A sign on the right side of the road read, Amarillo. “We need to exit up here on the right. If you don’t mind?” Juanita said.

“Okay,” my voice seemed high.

“You see that truck stop?”

“Yeah.” I pulled in alongside the building.

“Good. Would you mind …?”

“What?”

“Didn’t Jill tell you about my hobby?

“Is this a joke?”

“What do you think?”

“I don’t know what to think.”

Juanita laughed. “Enseguida vuelvo!”

“What?“

“I’ll be right back!” She then leaned over and kissed me on the cheek and darted out the door and headed towards the truck stop store.

I looked around the parking lot. I turned on the radio. Country western music. I turned it off. “Crap. What did I get myself into?” I said aloud.

Minutes later I saw Juanita come running to the vehicle, carrying a brown leather satchel.  She opened the door, climbed in, placed the satchel behind the seat, “Let’s get the hell out of here!” She then flashed a smile.
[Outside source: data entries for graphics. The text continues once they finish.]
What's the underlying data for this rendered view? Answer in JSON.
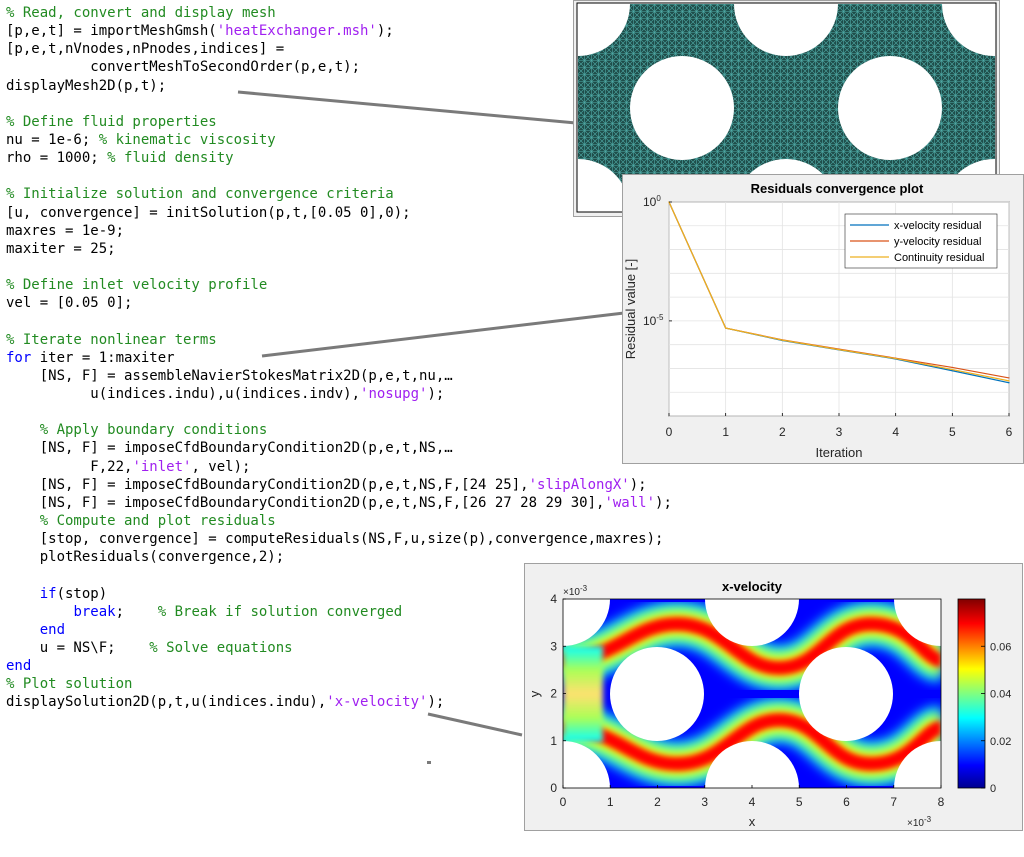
{
  "code": {
    "lines": [
      {
        "segs": [
          {
            "t": "% Read, convert and display mesh",
            "c": "cm"
          }
        ]
      },
      {
        "segs": [
          {
            "t": "[p,e,t] = importMeshGmsh(",
            "c": ""
          },
          {
            "t": "'heatExchanger.msh'",
            "c": "st"
          },
          {
            "t": ");",
            "c": ""
          }
        ]
      },
      {
        "segs": [
          {
            "t": "[p,e,t,nVnodes,nPnodes,indices] =",
            "c": ""
          }
        ]
      },
      {
        "segs": [
          {
            "t": "          convertMeshToSecondOrder(p,e,t);",
            "c": ""
          }
        ]
      },
      {
        "segs": [
          {
            "t": "displayMesh2D(p,t);",
            "c": ""
          }
        ]
      },
      {
        "segs": [
          {
            "t": "",
            "c": ""
          }
        ]
      },
      {
        "segs": [
          {
            "t": "% Define fluid properties",
            "c": "cm"
          }
        ]
      },
      {
        "segs": [
          {
            "t": "nu = 1e-6; ",
            "c": ""
          },
          {
            "t": "% kinematic viscosity",
            "c": "cm"
          }
        ]
      },
      {
        "segs": [
          {
            "t": "rho = 1000; ",
            "c": ""
          },
          {
            "t": "% fluid density",
            "c": "cm"
          }
        ]
      },
      {
        "segs": [
          {
            "t": "",
            "c": ""
          }
        ]
      },
      {
        "segs": [
          {
            "t": "% Initialize solution and convergence criteria",
            "c": "cm"
          }
        ]
      },
      {
        "segs": [
          {
            "t": "[u, convergence] = initSolution(p,t,[0.05 0],0);",
            "c": ""
          }
        ]
      },
      {
        "segs": [
          {
            "t": "maxres = 1e-9;",
            "c": ""
          }
        ]
      },
      {
        "segs": [
          {
            "t": "maxiter = 25;",
            "c": ""
          }
        ]
      },
      {
        "segs": [
          {
            "t": "",
            "c": ""
          }
        ]
      },
      {
        "segs": [
          {
            "t": "% Define inlet velocity profile",
            "c": "cm"
          }
        ]
      },
      {
        "segs": [
          {
            "t": "vel = [0.05 0];",
            "c": ""
          }
        ]
      },
      {
        "segs": [
          {
            "t": "",
            "c": ""
          }
        ]
      },
      {
        "segs": [
          {
            "t": "% Iterate nonlinear terms",
            "c": "cm"
          }
        ]
      },
      {
        "segs": [
          {
            "t": "for",
            "c": "kw"
          },
          {
            "t": " iter = 1:maxiter",
            "c": ""
          }
        ]
      },
      {
        "segs": [
          {
            "t": "    [NS, F] = assembleNavierStokesMatrix2D(p,e,t,nu,…",
            "c": ""
          }
        ]
      },
      {
        "segs": [
          {
            "t": "          u(indices.indu),u(indices.indv),",
            "c": ""
          },
          {
            "t": "'nosupg'",
            "c": "st"
          },
          {
            "t": ");",
            "c": ""
          }
        ]
      },
      {
        "segs": [
          {
            "t": "",
            "c": ""
          }
        ]
      },
      {
        "segs": [
          {
            "t": "    % Apply boundary conditions",
            "c": "cm"
          }
        ]
      },
      {
        "segs": [
          {
            "t": "    [NS, F] = imposeCfdBoundaryCondition2D(p,e,t,NS,…",
            "c": ""
          }
        ]
      },
      {
        "segs": [
          {
            "t": "          F,22,",
            "c": ""
          },
          {
            "t": "'inlet'",
            "c": "st"
          },
          {
            "t": ", vel);",
            "c": ""
          }
        ]
      },
      {
        "segs": [
          {
            "t": "    [NS, F] = imposeCfdBoundaryCondition2D(p,e,t,NS,F,[24 25],",
            "c": ""
          },
          {
            "t": "'slipAlongX'",
            "c": "st"
          },
          {
            "t": ");",
            "c": ""
          }
        ]
      },
      {
        "segs": [
          {
            "t": "    [NS, F] = imposeCfdBoundaryCondition2D(p,e,t,NS,F,[26 27 28 29 30],",
            "c": ""
          },
          {
            "t": "'wall'",
            "c": "st"
          },
          {
            "t": ");",
            "c": ""
          }
        ]
      },
      {
        "segs": [
          {
            "t": "    % Compute and plot residuals",
            "c": "cm"
          }
        ]
      },
      {
        "segs": [
          {
            "t": "    [stop, convergence] = computeResiduals(NS,F,u,size(p),convergence,maxres);",
            "c": ""
          }
        ]
      },
      {
        "segs": [
          {
            "t": "    plotResiduals(convergence,2);",
            "c": ""
          }
        ]
      },
      {
        "segs": [
          {
            "t": "",
            "c": ""
          }
        ]
      },
      {
        "segs": [
          {
            "t": "    ",
            "c": ""
          },
          {
            "t": "if",
            "c": "kw"
          },
          {
            "t": "(stop)",
            "c": ""
          }
        ]
      },
      {
        "segs": [
          {
            "t": "        ",
            "c": ""
          },
          {
            "t": "break",
            "c": "kw"
          },
          {
            "t": ";    ",
            "c": ""
          },
          {
            "t": "% Break if solution converged",
            "c": "cm"
          }
        ]
      },
      {
        "segs": [
          {
            "t": "    ",
            "c": ""
          },
          {
            "t": "end",
            "c": "kw"
          }
        ]
      },
      {
        "segs": [
          {
            "t": "    u = NS\\F;    ",
            "c": ""
          },
          {
            "t": "% Solve equations",
            "c": "cm"
          }
        ]
      },
      {
        "segs": [
          {
            "t": "end",
            "c": "kw"
          }
        ]
      },
      {
        "segs": [
          {
            "t": "% Plot solution",
            "c": "cm"
          }
        ]
      },
      {
        "segs": [
          {
            "t": "displaySolution2D(p,t,u(indices.indu),",
            "c": ""
          },
          {
            "t": "'x-velocity'",
            "c": "st"
          },
          {
            "t": ");",
            "c": ""
          }
        ]
      }
    ]
  },
  "colors": {
    "comment": "#228b22",
    "keyword": "#0000ff",
    "string": "#a020f0",
    "mesh_fill": "#1f4d4a",
    "series_x": "#0072bd",
    "series_y": "#d95319",
    "series_c": "#edb120"
  },
  "chart_data": [
    {
      "type": "line",
      "title": "Residuals convergence plot",
      "xlabel": "Iteration",
      "ylabel": "Residual value [-]",
      "x": [
        0,
        1,
        2,
        3,
        4,
        5,
        6
      ],
      "xticks": [
        "0",
        "1",
        "2",
        "3",
        "4",
        "5",
        "6"
      ],
      "ytick_labels": [
        {
          "value": 1,
          "base": "10",
          "exp": "0"
        },
        {
          "value": 1e-05,
          "base": "10",
          "exp": "-5"
        }
      ],
      "yscale": "log",
      "ylim": [
        1e-09,
        1
      ],
      "grid": true,
      "legend_position": "top-right",
      "series": [
        {
          "name": "x-velocity residual",
          "color": "#0072bd",
          "values": [
            1,
            5e-06,
            1.5e-06,
            6e-07,
            2.5e-07,
            8e-08,
            2.5e-08
          ]
        },
        {
          "name": "y-velocity residual",
          "color": "#d95319",
          "values": [
            1,
            5e-06,
            1.6e-06,
            6.5e-07,
            2.7e-07,
            1.1e-07,
            4e-08
          ]
        },
        {
          "name": "Continuity residual",
          "color": "#edb120",
          "values": [
            1,
            5e-06,
            1.55e-06,
            6.2e-07,
            2.6e-07,
            9e-08,
            3e-08
          ]
        }
      ]
    },
    {
      "type": "heatmap",
      "title": "x-velocity",
      "xlabel": "x",
      "ylabel": "y",
      "x_exponent_label": "×10",
      "x_exponent": "-3",
      "y_exponent_label": "×10",
      "y_exponent": "-3",
      "xlim": [
        0,
        8
      ],
      "ylim": [
        0,
        4
      ],
      "xticks": [
        "0",
        "1",
        "2",
        "3",
        "4",
        "5",
        "6",
        "7",
        "8"
      ],
      "yticks": [
        "0",
        "1",
        "2",
        "3",
        "4"
      ],
      "colorbar_ticks": [
        "0",
        "0.02",
        "0.04",
        "0.06"
      ],
      "colorbar_values": [
        0,
        0.02,
        0.04,
        0.06
      ],
      "colorbar_max": 0.08,
      "colormap": "jet"
    }
  ],
  "mesh_window": {
    "label": ""
  }
}
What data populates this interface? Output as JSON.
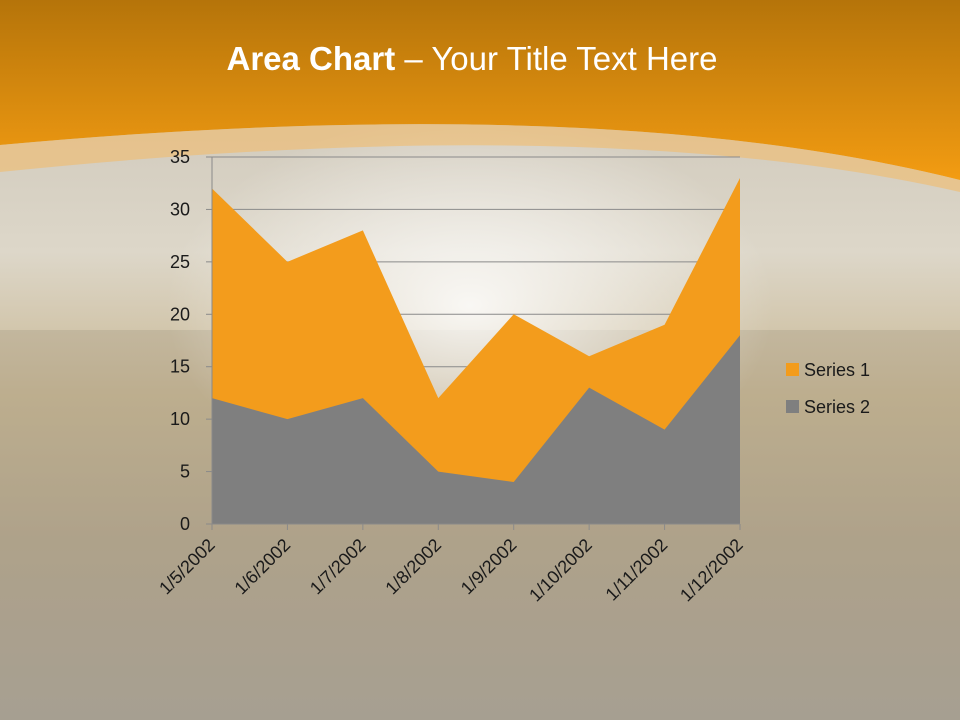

I pressed down the accelerator and headed to the interstate.

A few miles later on the interstate Juanita placed her hand on my arm. “Don’t worry,” she said. I didn’t steal it. A friend of mine has been storing it for me this past month.”

I nodded. “Okay.” I looked in the rearview mirror. No one was following us.

“When you get tired I can drive. I want you to be wide awake for me.”

“Oh? May I inquire…?”

“I’ll show you a little later.” She winked.

“I see.”

“Oh, I forgot to tell you.”

“What?”

“The minister that took your vehicle? He moved to Arizona”

“Jesus Christ!”

“No. My husband.”

I was speechless.”

“Sometimes serendipity has to be planned ahead.”